Oil drew further support as Libyas output remained at a tenth of its capacity. Outages from the Middle East and Africa now amount at around 3 million barrels per day, 3.5% of global output. Lower exports from Libya and Iraq in September, coupled with a possible drop in OECD inventories to the lowest since 2004, might apply further pressure on the market.

Goldman Sachs analysts led by Jeffrey Currie said in a note: “Barring a more serious spillover from Syria into the broader region, the seasonal decline in oil demand in Saudi Arabia toward the end of the year and a gradual recovery in ex-Saudi OPEC crude production levels will likely reduce the pressure on OPEC spare capacity markedly.”

Upcoming weekly U.S. crude oil inventories data by the EIA fell in investors focus. The report is due on Thursday at 15:00 GMT due to Mondays Labor Day holiday. According to a Bloomberg survey of analysts, U.S. crude stockpiles are expected to have fallen by 2 million barrels last week and gasoline reserves probably dropped by 400 000 barrels. Distillate fuel inventories probably rose by 1 million barrels, the median estimate showed.

Manufacturing data

The oil market was well supported recently by upbeat manufacturing data from the U.S., Europe and China. The Institute for Supply Management reported on Tuesday that U.S. factory activity grew at the fastest pace in 26 months. The institute’s ISM Manufacturing index surged to 55.7 in August from 55.4 in July, confounding analysts’ expectations for a drop to 54.0. This was the highest reading since June 2011.

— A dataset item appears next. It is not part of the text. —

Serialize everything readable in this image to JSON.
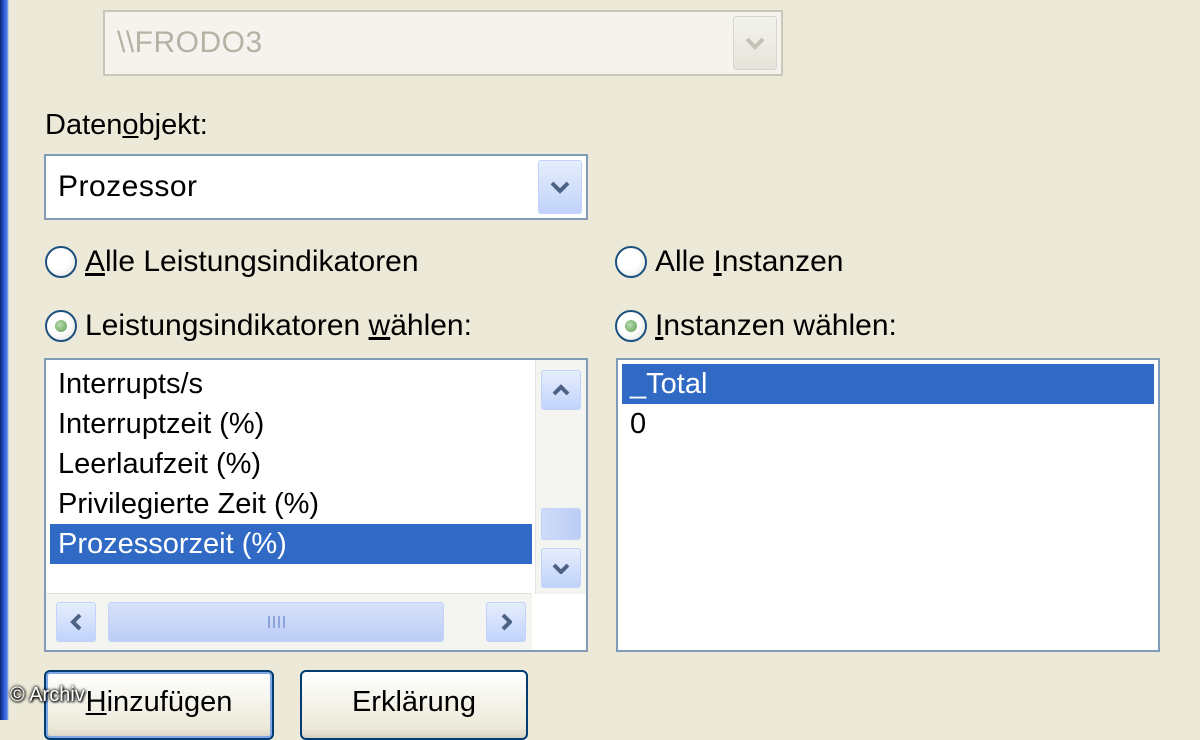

Meanwhile, a sub-index tracking new orders rose to 63.2 from 58.3 in the preceding month, while employment slipped to 53.3 from 54.4 in July. Values above the neutral level of 50 indicate an expansion in the respective sector.

On Sunday, the Chinese National Bureau of Statistics reported that the country’s manufacturing Purchasing Managers’ Index surpassed forecasts for a jump to 50.6 according to a Reuters poll and rose to 51.0 in August, the highest since last April, from 50.3 in July.

Earlier on Monday, according to a separate private survey by HSBC and Markit Economics, the HSBC Purchasing Managers’ Index surged to 50.1 in August, marking a major improvement from July’s 11-month low of 47.7 in July and ending a three-month declining cycle. Chinese manufacturers signaled a slight expansion in growth that was based on improving market conditions.

In economic news from Europe, Great Britain’s Manufacturing CIPS rallied to 57.2, the highest since 2 1/2 years, surpassing expectations for a surge to 55.0. This was the biggest advance in nineteen years. July’s reading was revised upward to 54.8 from an initial reading of 54.6.

The general Euro zone’s Final Manufacturing PMI surpassed analysts’ expectations for remaining unchanged at 51.3 and rose to 51.4, indicating the the single currency bloc’s economic activity is consistently improving.

Market players will be keeping a close watch on this week’s key U.S. data to gauge the American economy’s strength and oil demand outlook. On Wednesday, the U.S. trade deficit is projected to have widened to $38.6 billion in July from $32.224 billion in June. Thursday’s ADP Employment Change will provide preliminary information for the U.S. labor market and EIA’s weekly crude oil inventories report will give an insight into current U.S. demand. Also on Thursday, Q2 Non-Farm Productivity and Unit Labor Costs should have increased, while the ISM Non-Manufacturing Composite and Factory Orders are expected to have declined. On Friday, the U.S. Non-Farm Payrolls should have surged in August, while the Unemployment Rate likely remained unchanged at 7.4%. Average Hourly Earnings and Average Weekly Hours are anticipated to have increased as well.